I’m greatly impressed by the love, care and concern of these four men for one another, and especially for Leah. After hours of running around, they gathered back together, set up their impromptu discussion circle on the lawn of the office, and started discussions on the prognosis and way forward.
Heartfelt apologies
BUT FIRST, apologies from Leah’s dad to Daniel and the doctor for having taken Leah to a traditional healer and not to a doctor sooner. He realizes that he hasn’t understood how sick Leah is and that she needs medical care. Daniel and Dr. Muhone accepted his apologies, but the doctor pointed out that it wasn’t them that he needed to apologise to. He had one much more important apology to make. And that was to Leah. Leah was invited to join the men in their circle, and as her dad held back tears to be brave and strong for his beautiful little girl, he took the time to lovingly apologize.
The way forward
Beit CURE is an excellent orthopaedic children’s teaching hospital funded by the UK, and is a 12 hour bus ride away. It is Leah’s best option and hope. This is where she had her surgery in August 2018. Pray with us that the doctors at CURE will treat her again, before she ages out. And that they’ll have the wisdom on how to treat her. CURE is free while she is still a child. But chronic osteomyelitis is difficult to treat, and can require repeated surgeries for years. Further surgeries down the road, as an adult, will cost money her family doesn't have.

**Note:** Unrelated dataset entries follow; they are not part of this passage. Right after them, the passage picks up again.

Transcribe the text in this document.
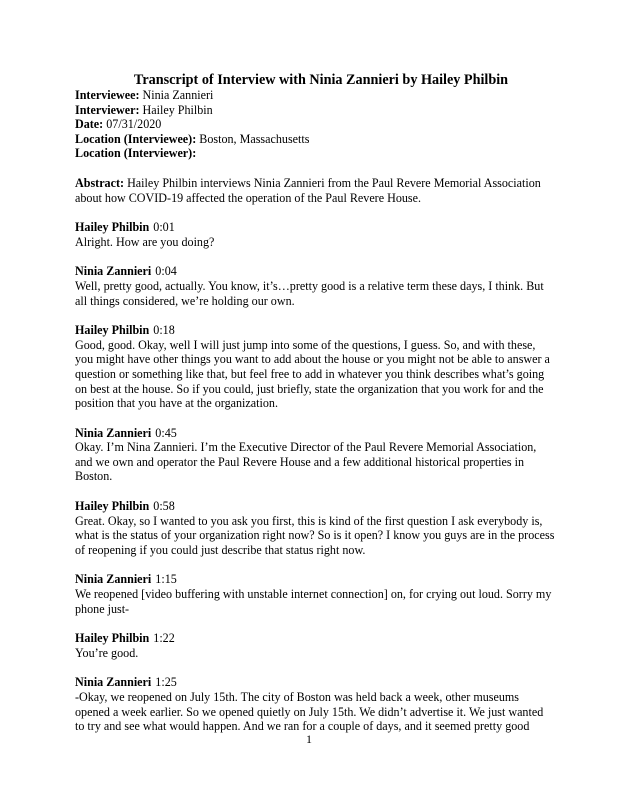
Transcript of Interview with Ninia Zannieri by Hailey Philbin
Interviewee: Ninia Zannieri
Interviewer: Hailey Philbin
Date: 07/31/2020
Location (Interviewee): Boston, Massachusetts
Location (Interviewer):
Abstract: Hailey Philbin interviews Ninia Zannieri from the Paul Revere Memorial Association about how COVID-19 affected the operation of the Paul Revere House.
Hailey Philbin 0:01
Alright. How are you doing?
Ninia Zannieri 0:04
Well, pretty good, actually. You know, it’s…pretty good is a relative term these days, I think. But all things considered, we’re holding our own.
Hailey Philbin 0:18
Good, good. Okay, well I will just jump into some of the questions, I guess. So, and with these, you might have other things you want to add about the house or you might not be able to answer a question or something like that, but feel free to add in whatever you think describes what’s going on best at the house. So if you could, just briefly, state the organization that you work for and the position that you have at the organization.
Ninia Zannieri 0:45
Okay. I’m Nina Zannieri. I’m the Executive Director of the Paul Revere Memorial Association, and we own and operator the Paul Revere House and a few additional historical properties in Boston.
Hailey Philbin 0:58
Great. Okay, so I wanted to you ask you first, this is kind of the first question I ask everybody is, what is the status of your organization right now? So is it open? I know you guys are in the process of reopening if you could just describe that status right now.
Ninia Zannieri 1:15
We reopened [video buffering with unstable internet connection] on, for crying out loud. Sorry my phone just-
Hailey Philbin 1:22
You’re good.
Ninia Zannieri 1:25
-Okay, we reopened on July 15th. The city of Boston was held back a week, other museums opened a week earlier. So we opened quietly on July 15th. We didn’t advertise it. We just wanted to try and see what would happen. And we ran for a couple of days, and it seemed pretty good
1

All options need to be weighed carefully as soon as possible. At some point amputation might be the only route to go. But living in a village with a homemade leg of tree stump and a strap contraption to hold it on, poses its own health problems down the road (eg. the end of the stump of the leg could become infected from the friction against the handmade hard wooden prosthetic).
I don’t hold the answer. But I believe in a God who heals and can impart wisdom to the physicians who treat her. I have a faith and trust that whatever the outcome, Leah is God’s girl (not just mine 😉) and He will see her through.